All participants had BCG-reactive CD8 T cells expressing IFN-γ and/or TNF-α before BCG-revaccination.  BCG transiently boosted the frequencies of these CD8 responses, which had returned to pre-vaccination levels by 1 year after vaccination. We then investigated expression of CD161 and CD26, lineage markers of MAIT cells, by these cytokine-producing BCG-reactive CD8 T cells. CD26+CD161+ MAIT cells comprised the majority of BCG-induced IFN-γ-expressing CD8 T-cells. By contrast, CD26-CD161- “conventional” CD8 T cells comprised the majority of ESAT-6/CFP-10-induced IFNγ responses.   

Discussion:

Our results suggest that the whole cell BCG vaccine induced BCG-reactive, cytokine expressing CD8 MAIT cells, even in persons from a setting endemic for TB, who were highly pre-sensitized to mycobacteria.
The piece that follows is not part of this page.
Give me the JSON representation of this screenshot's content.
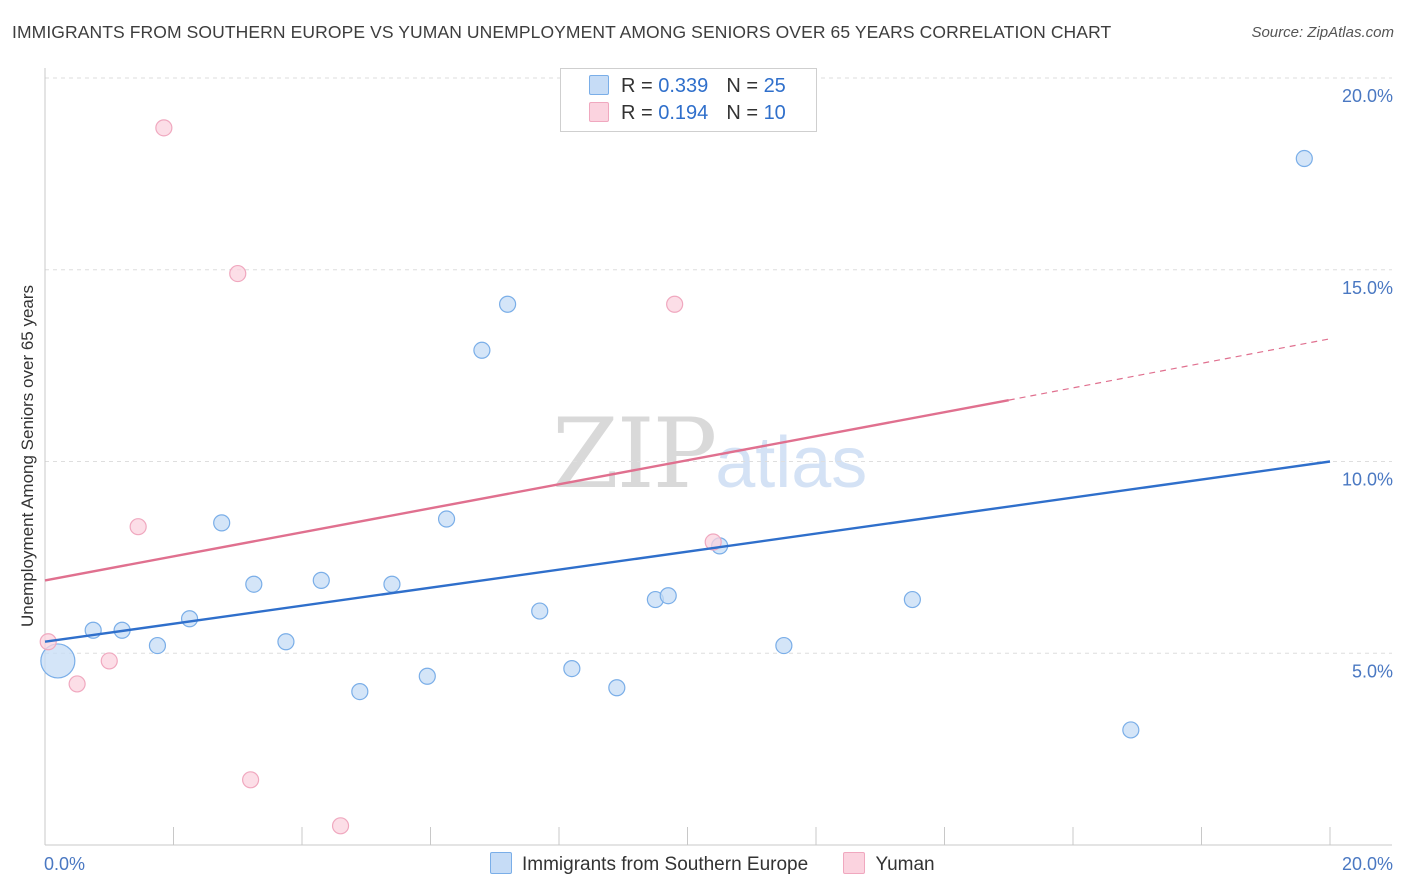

Surprisingly, these MAIT cells comprised the majority of BCG-reactive CD8 T cells, which were previously thought to be peptide-antigen specific conventional T cells. Experiments to determine whether these MAIT cell responses are MR1-dependent, and to what degree they depend on cytokine expression by other BCG-responsive cells are underway.